The best news for women’s golf? Disparities between the men’s and women’s game are narrowing, and Title IX’s positive momentum is still manifesting in beneficial ways. Girls under the age of 18 represent the fastest-growing sector in the U.S. golf population since 2010 – largely thanks to efforts launched by LPGA*USGA Girls Golf, which has more than 500 sites across the U.S. and is the only national organization that specializes in instruction for girls ages 6-17.
Greg Allen, who coached Lorena Ochoa at the University of Arizona and is now the women’s golf coach at Vanderbilt University, has noticed a huge increase in the talent pool of female golfers over the last two decades.
“When I first got into coaching, if you had a team that could break 300 [a four-player total score of approximately 12 over par], you probably had a pretty good chance to win the tournament,” Allen said. “Now, it seems like you’ve got to shoot under par to have a chance to win. The players are better at an early age.”

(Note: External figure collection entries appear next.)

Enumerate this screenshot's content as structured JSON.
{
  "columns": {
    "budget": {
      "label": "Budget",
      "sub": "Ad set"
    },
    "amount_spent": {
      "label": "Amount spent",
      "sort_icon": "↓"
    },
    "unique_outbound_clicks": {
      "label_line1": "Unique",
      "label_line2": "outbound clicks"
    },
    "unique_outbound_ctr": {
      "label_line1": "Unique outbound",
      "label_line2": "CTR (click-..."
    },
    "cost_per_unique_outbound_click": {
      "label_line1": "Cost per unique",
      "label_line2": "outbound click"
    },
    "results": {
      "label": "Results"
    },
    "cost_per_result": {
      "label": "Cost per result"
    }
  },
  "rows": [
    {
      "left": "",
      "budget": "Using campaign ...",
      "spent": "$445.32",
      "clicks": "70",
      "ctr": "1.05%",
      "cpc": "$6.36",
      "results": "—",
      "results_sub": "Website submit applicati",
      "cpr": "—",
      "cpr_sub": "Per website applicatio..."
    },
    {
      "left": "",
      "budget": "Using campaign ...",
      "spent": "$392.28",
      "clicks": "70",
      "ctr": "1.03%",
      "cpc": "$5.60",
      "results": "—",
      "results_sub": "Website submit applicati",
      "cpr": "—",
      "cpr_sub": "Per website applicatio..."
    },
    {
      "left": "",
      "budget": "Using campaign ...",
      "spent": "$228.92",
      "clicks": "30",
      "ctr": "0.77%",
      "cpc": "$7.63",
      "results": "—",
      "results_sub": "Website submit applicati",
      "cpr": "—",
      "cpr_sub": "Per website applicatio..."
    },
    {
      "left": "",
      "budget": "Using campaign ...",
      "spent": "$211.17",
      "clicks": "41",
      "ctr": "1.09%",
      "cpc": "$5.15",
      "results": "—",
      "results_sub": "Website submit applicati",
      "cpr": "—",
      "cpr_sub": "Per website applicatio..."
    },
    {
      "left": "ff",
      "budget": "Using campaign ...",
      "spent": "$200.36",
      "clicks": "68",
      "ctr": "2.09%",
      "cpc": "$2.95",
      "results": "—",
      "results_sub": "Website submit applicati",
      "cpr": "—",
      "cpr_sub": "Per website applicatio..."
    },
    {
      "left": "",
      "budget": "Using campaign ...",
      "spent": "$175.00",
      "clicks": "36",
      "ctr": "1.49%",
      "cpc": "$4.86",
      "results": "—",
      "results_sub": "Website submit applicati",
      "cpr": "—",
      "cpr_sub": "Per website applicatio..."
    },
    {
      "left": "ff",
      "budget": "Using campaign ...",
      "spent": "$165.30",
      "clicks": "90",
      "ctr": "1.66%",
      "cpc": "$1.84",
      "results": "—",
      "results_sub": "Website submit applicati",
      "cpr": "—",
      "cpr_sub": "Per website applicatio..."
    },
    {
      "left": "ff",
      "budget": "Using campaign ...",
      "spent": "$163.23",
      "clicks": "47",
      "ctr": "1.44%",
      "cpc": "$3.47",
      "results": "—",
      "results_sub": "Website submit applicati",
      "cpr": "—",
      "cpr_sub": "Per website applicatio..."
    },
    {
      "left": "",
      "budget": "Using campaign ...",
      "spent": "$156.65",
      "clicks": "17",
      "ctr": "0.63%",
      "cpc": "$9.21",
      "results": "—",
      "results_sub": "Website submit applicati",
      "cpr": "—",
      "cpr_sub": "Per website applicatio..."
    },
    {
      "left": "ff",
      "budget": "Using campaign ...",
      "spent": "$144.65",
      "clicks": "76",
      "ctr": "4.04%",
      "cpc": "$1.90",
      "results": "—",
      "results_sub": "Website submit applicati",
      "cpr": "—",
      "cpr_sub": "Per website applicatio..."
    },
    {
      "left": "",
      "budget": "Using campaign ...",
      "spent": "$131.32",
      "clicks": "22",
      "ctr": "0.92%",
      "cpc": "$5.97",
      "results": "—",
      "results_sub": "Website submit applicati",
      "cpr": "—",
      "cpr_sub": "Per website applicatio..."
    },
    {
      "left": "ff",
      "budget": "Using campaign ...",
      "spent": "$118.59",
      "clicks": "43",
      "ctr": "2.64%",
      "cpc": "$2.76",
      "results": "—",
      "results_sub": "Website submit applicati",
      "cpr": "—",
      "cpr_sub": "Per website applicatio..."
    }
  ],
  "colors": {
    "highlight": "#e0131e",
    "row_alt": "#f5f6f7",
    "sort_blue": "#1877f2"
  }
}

The chance to play for U.S. colleges is also appealing for international players, who jostle with U.S.-based players for coveted scholarships. The U.S. Girls’ Junior Championship, now in its 73rd year, provides a televised showcase each summer and includes an impressive roster of champions, both U.S. and international. The Augusta National Women’s Amateur, which debuted in 2019, offers a nationally televised platform on the Saturday ahead of the Masters. Golf Channel has committed to dozens of hours of live coverage to the annual NCAA Division I Golf Championship – a huge boon for collegiate golf visibility.
Positive changes are also afoot at the pro level of the women’s game. In November, the LPGA announced that the 2022 season would be the richest in the organization’s history, with a record $87.5 million in prize money across 34 official events.
The year’s biggest championship, the U.S. Women’s Open Presented by ProMedica, nearly doubled its purse this year, rising to $10 million, with $1.8 million going to champion Minjee Lee. The increase is a vital step toward the ultimate goal of payment equity.
Though it has been 50 years since the advent of Title IX, the revolutionary nature of the legislation still offers fresh inspiration.
On a personal level, there’s no question that I am a beneficiary of this world-changing mandate. I was a member of the inaugural class of female golfers at Columbia University in 2003. The team came to fruition because the associate athletic director and men’s golf coach at the time, Al Carlson, thought it was important, and the incoming athletic director, Dr. M. Dianne Murphy, was supportive.
“I’m very proud of what we did; we were at the forefront,” Carlson told me recently. “We had a men’s team, and we felt we should have a women’s team.”
Title IX may not have been directly responsible for the women’s team’s existence at Columbia, but a firmly entrenched belief in equity was. And that may in fact be the legislation’s greatest legacy.
During my sophomore year, my assistant coach at the time, Karen Noble, encouraged me to apply for a summer job at the Maidstone Club, on Long Island. I worked there for two glorious summers. Maidstone is where I met my husband, and it also led to the career in golf journalism that I have to this day.
Perhaps not so coincidentally, Noble is an alumna of Wake Forest women’s golf, coached in her senior year by Dianne Dailey.
How would so many lives – my own included – be altered without the protections and opportunities of Title IX? It’s truly the gift that keeps on giving. Supporting women, generation after generation.
The legacy continues.
Jessica Marksbury is an associate editor at Golf Magazine who took advantage of Title IX by playing college golf at Columbia University.